In conclusion, spinal meningeal melanocytoma inside the nerve root is rare and benign. It is difficult to diagnose and often misdiagnosed as schwannoma or meningioma due to its unspecific clinical manifestations and imaging characteristics. A precise diagnosis could be made based on histopathology. Positive response to HMB-45 favors the tumor of melanocytic origin, so it is suggested as a significant diagnostic marker for meningeal melanocytoma. Complete surgical resection is recommended as the primary treatment.

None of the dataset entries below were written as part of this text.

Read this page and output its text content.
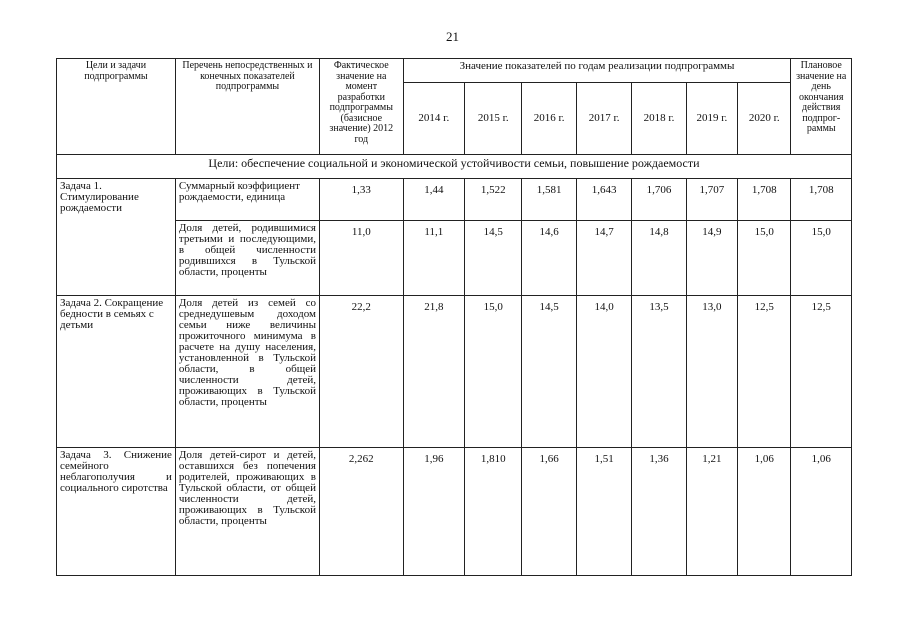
21
Цели и задачи подпрограммы	Перечень непосредственных и конечных показателей подпрограммы	Фактическое значение на момент разработки подпрограммы (базисное значение) 2012 год	Значение показателей по годам реализации подпрограммы							Плановое значение на день окончания действия подпрог-раммы
			2014 г.	2015 г.	2016 г.	2017 г.	2018 г.	2019 г.	2020 г.	
Цели: обеспечение социальной и экономической устойчивости семьи, повышение рождаемости										
Задача 1. Стимулирование рождаемости	Суммарный коэффициент рождаемости, единица	1,33	1,44	1,522	1,581	1,643	1,706	1,707	1,708	1,708
	Доля детей, родившимися третьими и последующими, в общей численности родившихся в Тульской области, проценты	11,0	11,1	14,5	14,6	14,7	14,8	14,9	15,0	15,0
Задача 2. Сокращение бедности в семьях с детьми	Доля детей из семей со среднедушевым доходом семьи ниже величины прожиточного минимума в расчете на душу населения, установленной в Тульской области, в общей численности детей, проживающих в Тульской области, проценты	22,2	21,8	15,0	14,5	14,0	13,5	13,0	12,5	12,5
Задача 3. Снижение семейного неблагополучия и социального сиротства	Доля детей-сирот и детей, оставшихся без попечения родителей, проживающих в Тульской области, от общей численности детей, проживающих в Тульской области, проценты	2,262	1,96	1,810	1,66	1,51	1,36	1,21	1,06	1,06
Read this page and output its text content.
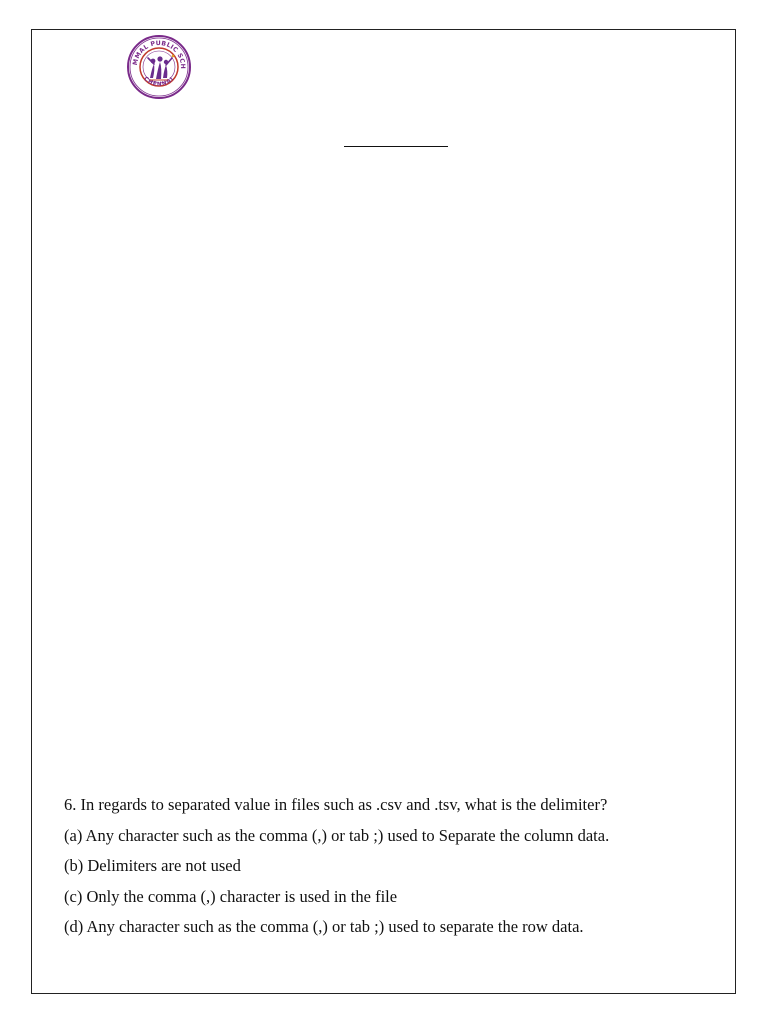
MMAL PUBLIC SCH
CHENNAI

6. In regards to separated value in files such as .csv and .tsv, what is the delimiter?

(a) Any character such as the comma (,) or tab ;) used to Separate the column data.

(b) Delimiters are not used

(c) Only the comma (,) character is used in the file

(d) Any character such as the comma (,) or tab ;) used to separate the row data.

Radiotherapy, chemotherapy and other treatments can be selected as adjuvant therapies, but their effects are controversial. The recurrence and metastasis rates also remain unclear. Accordingly, more treatment choices should be trialed and long-term follow-up undertaken. We believe that enriching clinical documentation and radiological data will polish our understanding on the pathophysiology and behavior of spinal meningeal melanocytoma.